The more I looked, the more I was amazed by the extraordinary things there were to see on an ordinary walk.

Snacks. We came home and ate fruit together, something I’ve done with all my bull terriers. After I’d exercised, showered, and dressed, it was time for bite-size shredded wheat squares dipped in honey-roasted peanut butter.

Red kisses. Before I left for work or a trip, I’d give Harry and Minnie big, red lipstick kisses and tell them I loved them, some superstitious part of me hoping I was inoculating them from harm.

Dinner. Most nights, when I wasn’t traveling, I’d get home from work around eight o’clock, say hello to the dogs, check the mail, change clothes, and then make dinner. If I lingered a little too long before heading into the kitchen, standing at my dining table opening bills or leafing through a magazine that had just arrived, Minnie—with her sidekick, Harry, in silent support—would bark at me, a loud, indignant, get-in-there-now bark. No ambiguity about her message whatsoever.

It’s not as if the dogs were wasting away. My au pair made them dinner long before I got home. They wanted more dinner, some of my dinner. I would deposit bits of leftover meat or fish into their upturned mouths. With Minnie and Harry, I couldn’t decide whether it was more like feeding baby birds or snapping turtles.


THE FARMERS MARKET. I was giddy on the Saturday Minnie and Harry and I set off for the farmers market together the first time, Harry wearing his red bootie. It was at the end of October, a few days after Stephen’s emergency call asking me to take Harry for a few days; in fact, just a few hours before I found out he would be staying with me for good. There were again three of us heading to Union Square. Harry was lazy and had to be urged along. Minnie pulled a little. I had to be careful so that my grocery cart didn’t run over their feet. It was a glorious morning, the market filled with apples and grapes, beautiful squashes and flowers, everywhere the colors of fall.

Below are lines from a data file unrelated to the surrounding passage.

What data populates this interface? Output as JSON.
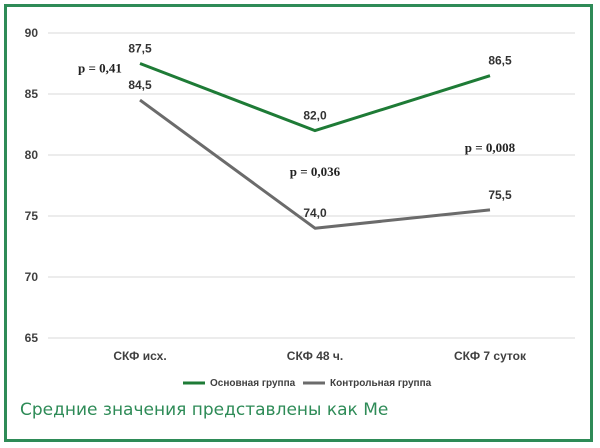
{
  "chart_data": {
    "type": "line",
    "categories": [
      "СКФ исх.",
      "СКФ 48 ч.",
      "СКФ 7 суток"
    ],
    "series": [
      {
        "name": "Основная группа",
        "values": [
          87.5,
          82.0,
          86.5
        ],
        "labels": [
          "87,5",
          "82,0",
          "86,5"
        ],
        "color": "#1e7b36"
      },
      {
        "name": "Контрольная группа",
        "values": [
          84.5,
          74.0,
          75.5
        ],
        "labels": [
          "84,5",
          "74,0",
          "75,5"
        ],
        "color": "#6b6b6b"
      }
    ],
    "yticks": [
      90,
      85,
      80,
      75,
      70,
      65
    ],
    "ylim": [
      65,
      90
    ],
    "grid": true,
    "legend_position": "bottom",
    "annotations": [
      {
        "text": "p = 0,41",
        "category_index": 0,
        "value": 87.5
      },
      {
        "text": "p = 0,036",
        "category_index": 1,
        "value": 79.0
      },
      {
        "text": "p = 0,008",
        "category_index": 2,
        "value": 81.0
      }
    ]
  },
  "footnote": "Средние значения представлены как Ме"
}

Arriving with Harry reminded me of going to school or work after getting a radically different haircut and feeling self-conscious, wondering what people would say or if anybody would even notice? I’d told a few regulars about Carol and Harry. Right about where I’d run into Stephen on that day in July, I now ran into Sunny and his owners, Mike and Julia. Minnie, as usual, ignored Sunny. Sunny lifted his head and wagged his tail slowly when he saw Harry. They eyed each other and stood nose to nose. Carol once told me that Harry knew another bull terrier when he saw one. So, it seemed, did Sunny. Mike and Julia beamed.

At Cato Corner Cheese, the tall, lanky man who always cuts my slab of Dutch Farmstead into a tic-tac-toe of cubes to give to the dogs tipped a pile of free scraps into my palm and announced he was happy to make Harry’s acquaintance. People did notice, and I wondered why it mattered so much to me that they knew the story and cared enough to be sad for Carol and glad for me.